顾时辰没回答,他也不知道为什么这么做,他明知道,护工将汇报回大堆林潇荷和周淮肆情投意合无比亲昵的信息。
可他还是选择买通护工。
或许只有这样,他才会羡慕到极致,恨到极致,狠心下绑架林潇荷。
而不是像几小时前那样,临时放弃。
顾时辰扶正镜框,意味不明地笑了笑,助理盯着他,忍不住打了个寒颤,连忙收回视线。
夜色正深,潜藏在黑夜下的算计和筹谋悄无声息,当次日的阳光升起,金灿灿的光束普照大地,仿佛什么事情都没有发生。

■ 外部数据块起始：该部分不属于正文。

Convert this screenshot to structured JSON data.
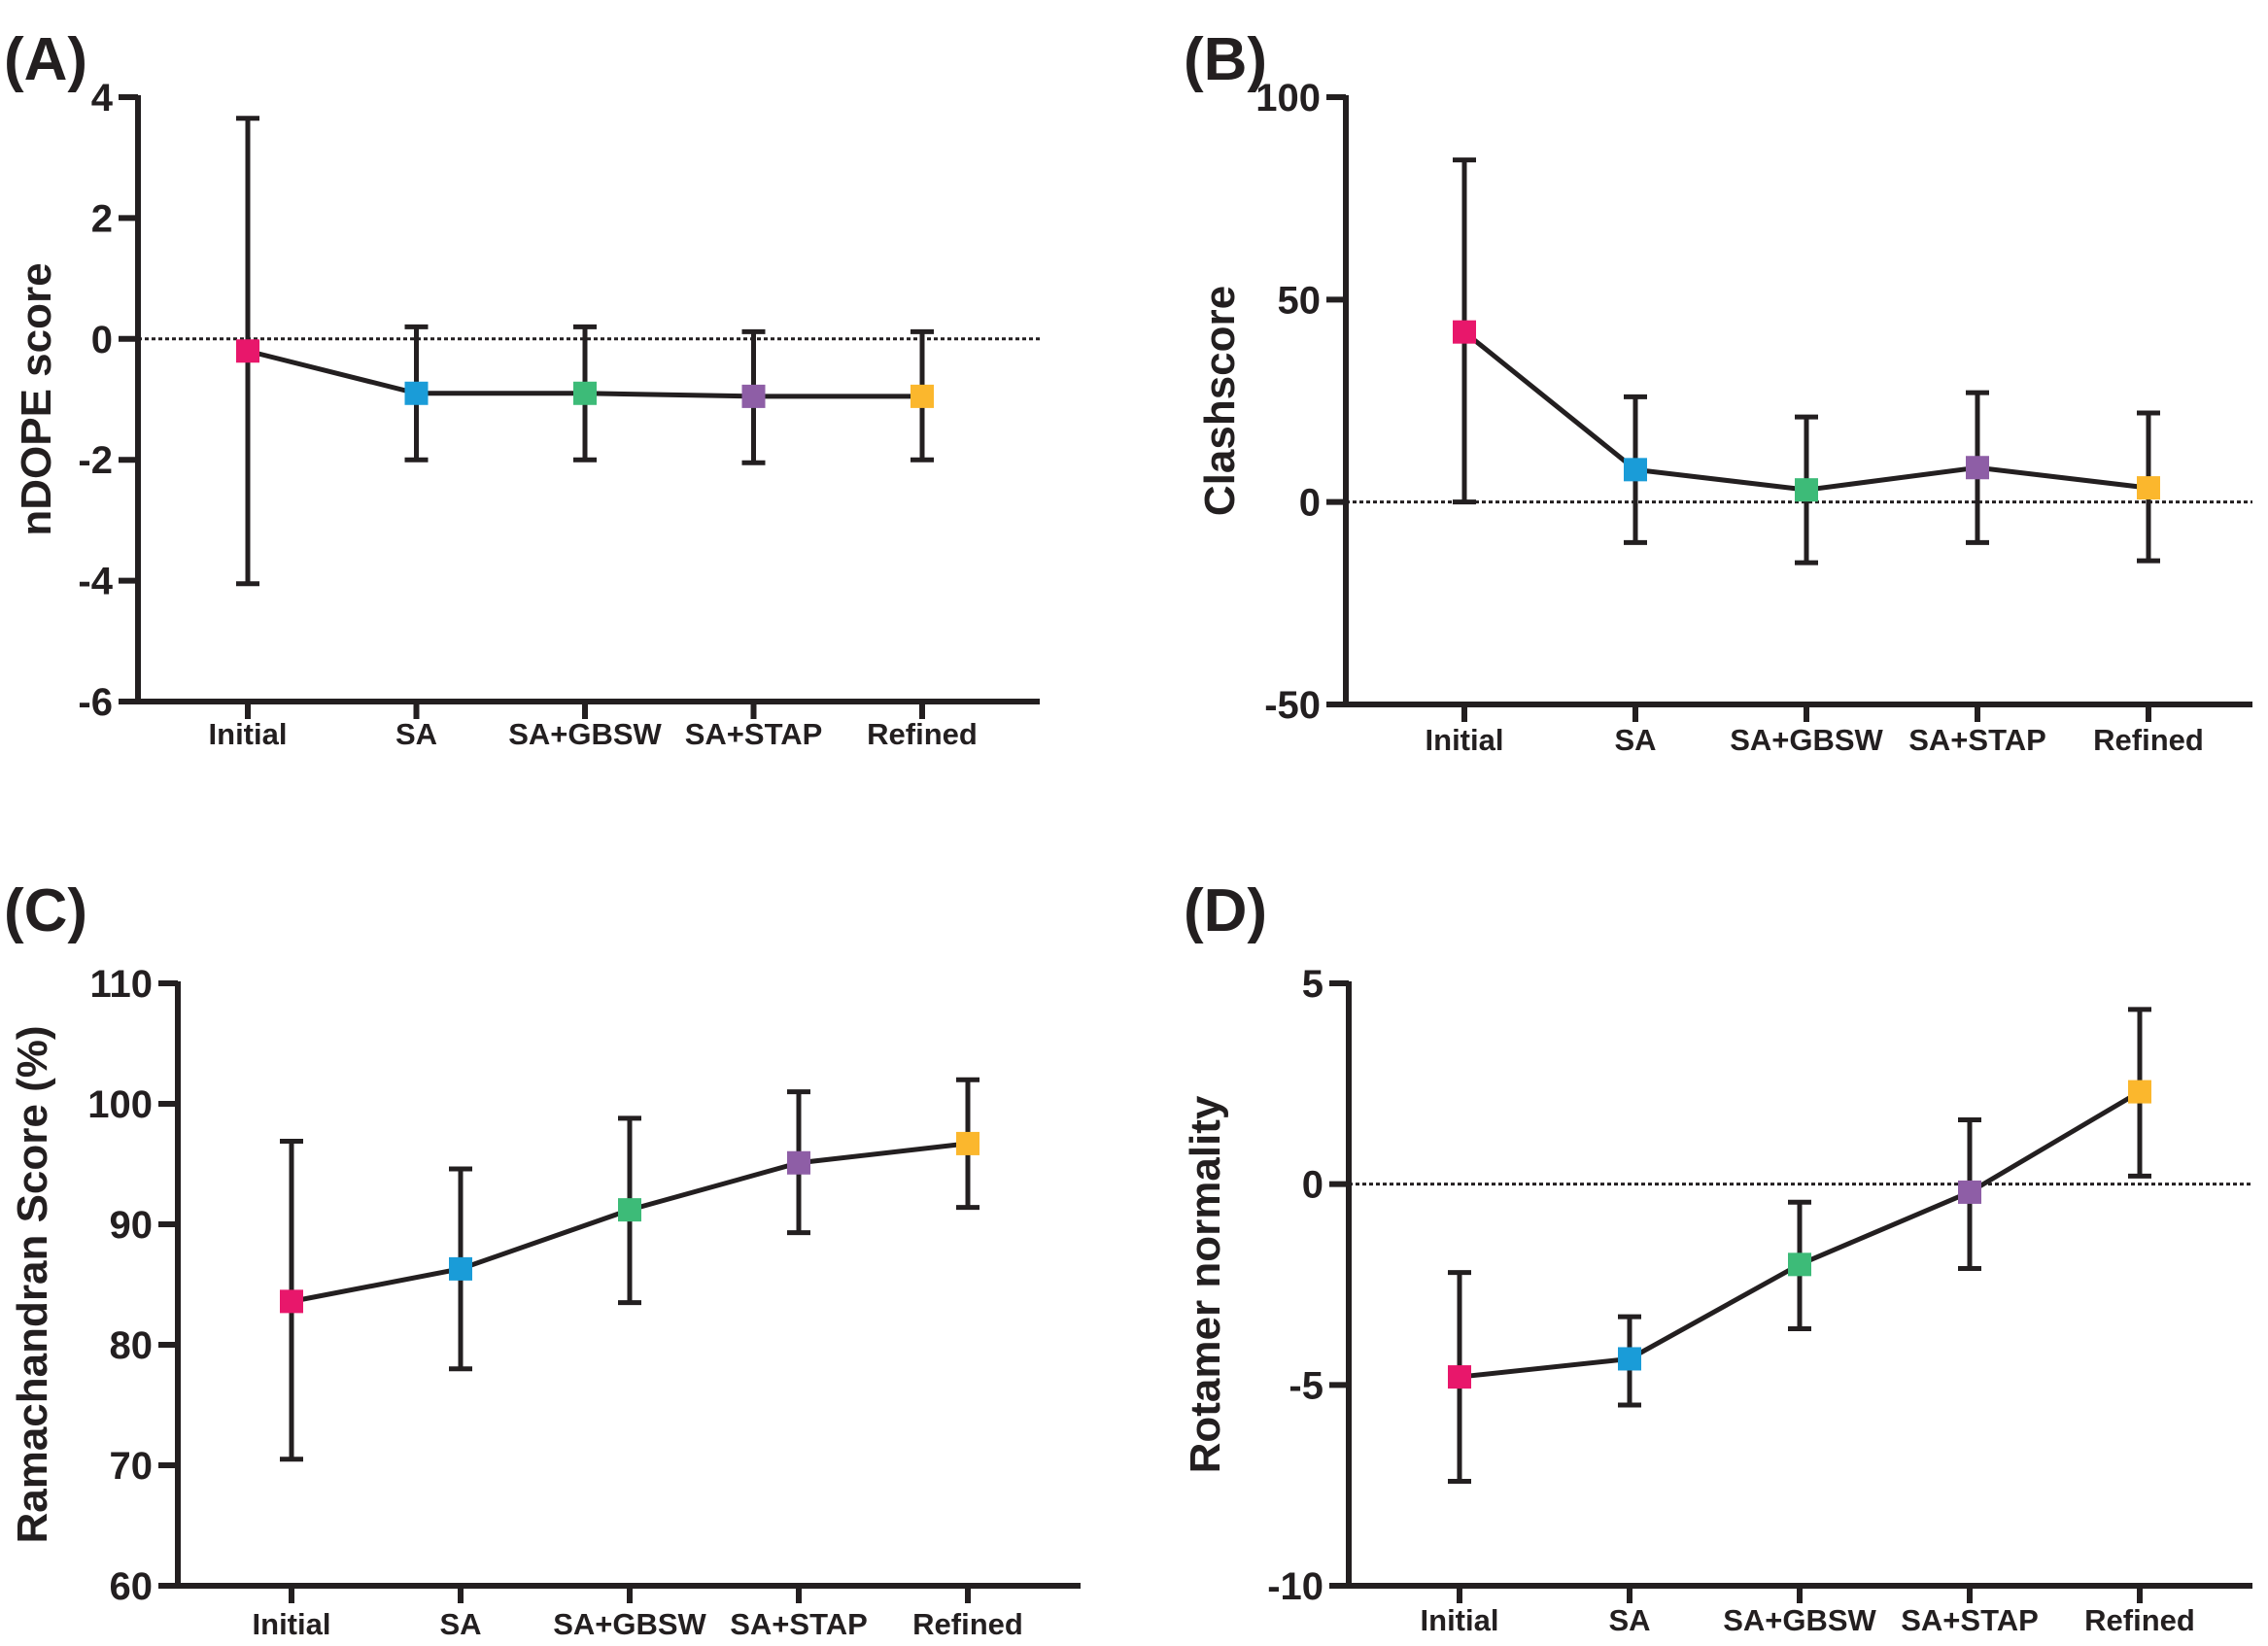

在医院呆了一宿的林潇荷和周淮肆等到护工回到病房,便一起离开去附近吃早餐。
由于周淮肆今天还有不得不出席的会议要参加,两个吃完饭便暂时分开了。
医院门口,林潇荷看到林深言和林母从里面出来。
“阿言,你告诉妈妈,妈妈做错什么了吗?你爷爷昏迷这段时间,我来照看过许多次,没有功劳也有苦劳吧,我向他问好,他怎么能理都不理我?仿佛我做了什么不可饶恕的事情似的。”林母委屈地抹着眼泪和林深言抱怨。
林深言肩膀中过一木仓,许多天过去,脸色仍旧煞白无血色,闻声,他没有立即回答,他不知道问题的答案。
大概是从林潇荷走丢那天起,爷爷对待母亲的态度就变得冷漠,如今醒来,似乎更加冰冷,俨然将母亲当陌生人的态度。
“您别想这么多,阿灿失踪太久,您要是有时间多费心,我这边始终没有消息。”林深言头疼地按住太阳穴,他没指望林母帮忙找到阿灿,不过是借此跳过刚才的话题而已。
提到林易灿,林母眼珠子直转,不自在地虚咳一声,胡乱点头应下。
林家得到周淮肆的注资以后,有大批事情需要林深言去做,他脑子里全都是工作上的事情,便没有注意到林母的异样。